Les héros de la Frontière - Dave Eggers
"Être américain c'est être vide, et un vrai Américain est réellement vide. Ainsi, tout compte fait, Josie était une vraie grande Américaine."

Josie est une femme en fuite. Avec ses deux enfants, le très raisonnable Paul, huit ans, et la très malicieuse Ana, cinq ans, elle a pris un billet sans retour pour l'Alaska et loué un camping-car un peu déglingué baptisé le Château. Josie est originaire de l'Ohio, et a un passé compliqué : des parents impliqués dans un trafic de médicaments, une émancipation précoce, un mari aussi défaillant que ses parents et très lâche, qui vient de la quitter pour une jeunette. Culpabilisée par la mort en Irak d'un jeune patient, et dépossédée de son cabinet dentaire à la suite d'un procès pour diagnostic erroné, elle a décidé de prendre la tangente. La quête du rêve américain, elle l'a poursuivie jusqu'à plus soif, et elle arrive à ce moment de la vie où l'on se demande : à quoi ça sert tout ça ? Elle n'a pas vraiment de plan, mais 3000 dollars en liquide dans un sac, et le vague projet d'aller rendre visite à sa demi-sœur Sam qui vit à Homer. Mais les retrouvailles ne vont pas très bien se passer, et Josie va très vite reprendre se course vers le Grand Nord, poussée toujours plus loin par les incendies qui ravagent l'Alaska.

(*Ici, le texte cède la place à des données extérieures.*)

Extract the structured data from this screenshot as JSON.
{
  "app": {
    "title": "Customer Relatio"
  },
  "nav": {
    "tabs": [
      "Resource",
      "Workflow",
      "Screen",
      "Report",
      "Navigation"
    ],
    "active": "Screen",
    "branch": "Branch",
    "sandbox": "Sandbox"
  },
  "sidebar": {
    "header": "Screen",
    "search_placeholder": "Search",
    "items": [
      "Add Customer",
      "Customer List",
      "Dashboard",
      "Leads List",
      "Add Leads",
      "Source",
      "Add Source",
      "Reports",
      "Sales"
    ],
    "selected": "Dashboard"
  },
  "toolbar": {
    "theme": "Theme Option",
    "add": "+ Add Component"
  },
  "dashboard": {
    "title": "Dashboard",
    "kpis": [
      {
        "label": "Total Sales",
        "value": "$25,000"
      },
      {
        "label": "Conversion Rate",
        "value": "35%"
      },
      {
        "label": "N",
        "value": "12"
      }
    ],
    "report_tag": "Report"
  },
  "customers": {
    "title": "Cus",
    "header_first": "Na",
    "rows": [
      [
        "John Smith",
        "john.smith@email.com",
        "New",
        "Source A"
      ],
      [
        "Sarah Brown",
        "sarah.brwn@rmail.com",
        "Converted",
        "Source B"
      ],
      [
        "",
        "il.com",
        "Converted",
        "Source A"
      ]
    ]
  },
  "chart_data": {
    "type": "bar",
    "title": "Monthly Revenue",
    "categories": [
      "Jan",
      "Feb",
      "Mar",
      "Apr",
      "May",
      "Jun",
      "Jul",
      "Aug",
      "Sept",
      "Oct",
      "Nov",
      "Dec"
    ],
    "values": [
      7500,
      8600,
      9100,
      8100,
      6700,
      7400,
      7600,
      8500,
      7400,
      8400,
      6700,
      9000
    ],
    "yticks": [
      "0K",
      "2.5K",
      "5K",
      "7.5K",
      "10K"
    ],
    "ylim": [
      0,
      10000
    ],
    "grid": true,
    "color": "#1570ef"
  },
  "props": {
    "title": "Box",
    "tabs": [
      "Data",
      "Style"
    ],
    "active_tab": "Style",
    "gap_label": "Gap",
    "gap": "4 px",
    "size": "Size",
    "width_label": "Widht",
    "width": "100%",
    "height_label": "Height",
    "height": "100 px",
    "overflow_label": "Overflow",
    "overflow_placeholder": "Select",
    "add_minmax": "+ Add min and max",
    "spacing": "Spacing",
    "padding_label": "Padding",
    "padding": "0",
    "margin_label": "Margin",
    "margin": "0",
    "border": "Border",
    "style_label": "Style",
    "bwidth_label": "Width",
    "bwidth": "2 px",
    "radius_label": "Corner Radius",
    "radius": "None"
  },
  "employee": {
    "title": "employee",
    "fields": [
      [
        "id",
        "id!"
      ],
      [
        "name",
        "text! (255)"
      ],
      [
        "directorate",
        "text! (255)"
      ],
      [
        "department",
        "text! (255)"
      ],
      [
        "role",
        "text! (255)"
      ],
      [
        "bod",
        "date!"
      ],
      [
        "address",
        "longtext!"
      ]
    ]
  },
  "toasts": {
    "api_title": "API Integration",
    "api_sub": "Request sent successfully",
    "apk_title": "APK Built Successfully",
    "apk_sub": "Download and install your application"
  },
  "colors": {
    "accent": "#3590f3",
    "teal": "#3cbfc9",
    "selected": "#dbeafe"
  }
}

"Vingt-deux ans à lutter pour quoi ? Pour que votre gamin reste assis à une table Ikea, les yeux fixés sur un écran, tandis que dehors le ciel change, le soleil se lève et se couche, les faucons flottent comme des zeppelins ?
Avec ce road trip, Dave Eggers se livre à une critique très acide de la vie américaine, de ses travers et de ses excès : les guerres absurdes, les ravages de la drogue, la normalisation à outrance, l'obsession de la réussite, l'hyperjudiciarisation de la société et la course à la consommation. Josie n'en peux plus de subir ça et n'a pas envie d'élever ses enfants dans une banlieue qu'elle ne supporte plus, où les voisins vous observent et vous jugent sans arrêt. Dans ces circonstances, l'Alaska apparaît comme la "dernière Frontière, pure et intacte, irrégulière et sale, infinie", un état encore sauvage et qui fait rêver, où l'on peut, peut-être, s'inventer une autre vie, un état qui réveille le colon qui semble sommeiller en chaque américain. Le pays est en feu, certes, mais ses paysages sont grandioses et magnifiques, et vont redonner à Josie le goût de la vie simple et de la beauté brute. Le lecteur se sent d'ailleurs l'envie de sauter dans le premier avion pour aller en profiter, lui aussi, de cette belle nature avant qu'il ne soit trop tard, car la civilisation est hélas déjà passée par là. La fuite de Josie, pourchassée autant par les flammes que par ses angoisses, la mènera d'un camping à un squat, et pour finir dans une mine désaffectée, toujours plus loin de la civilisation, jusqu'au dépouillement extrême. Elle fera des rencontres insolites, inquiétantes, révélatrices ou enchanteresses, qui toutes lui apprendront quelque chose sur elle-même.
"Le courage était le point de départ, ne pas avoir peur, avancer, à travers de petites difficultés, ne pas revenir en arrière. Le courage était simplement une façon d'aller de l'avant."
Elle est sympa et marrante, cette Josie qui imagine sa vie comme une comédie musicale. Elle est un peu foldingue, aussi, parfois, mais ses adorables enfants la retiennent toujours au bord de la connerie de trop. C'est une femme en quête de sens, qui ne sait pas encore qu'elle va à la rencontre d'elle-même, et nous pousse à nous demander : "Que faire d'une vie ?" J'ai aimé cette héroïne aussi déglinguée que son véhicule, et cette fuite en avant familiale et rustique dans une nature grandiose et tourmentée qui vous met à nu.
Titre original : Heroes of the frontier.
Traduit de l'anglais (États-Unis) par Juliette Bourdin,
Gallimard, "Du monde entier", 2018. - 400 p.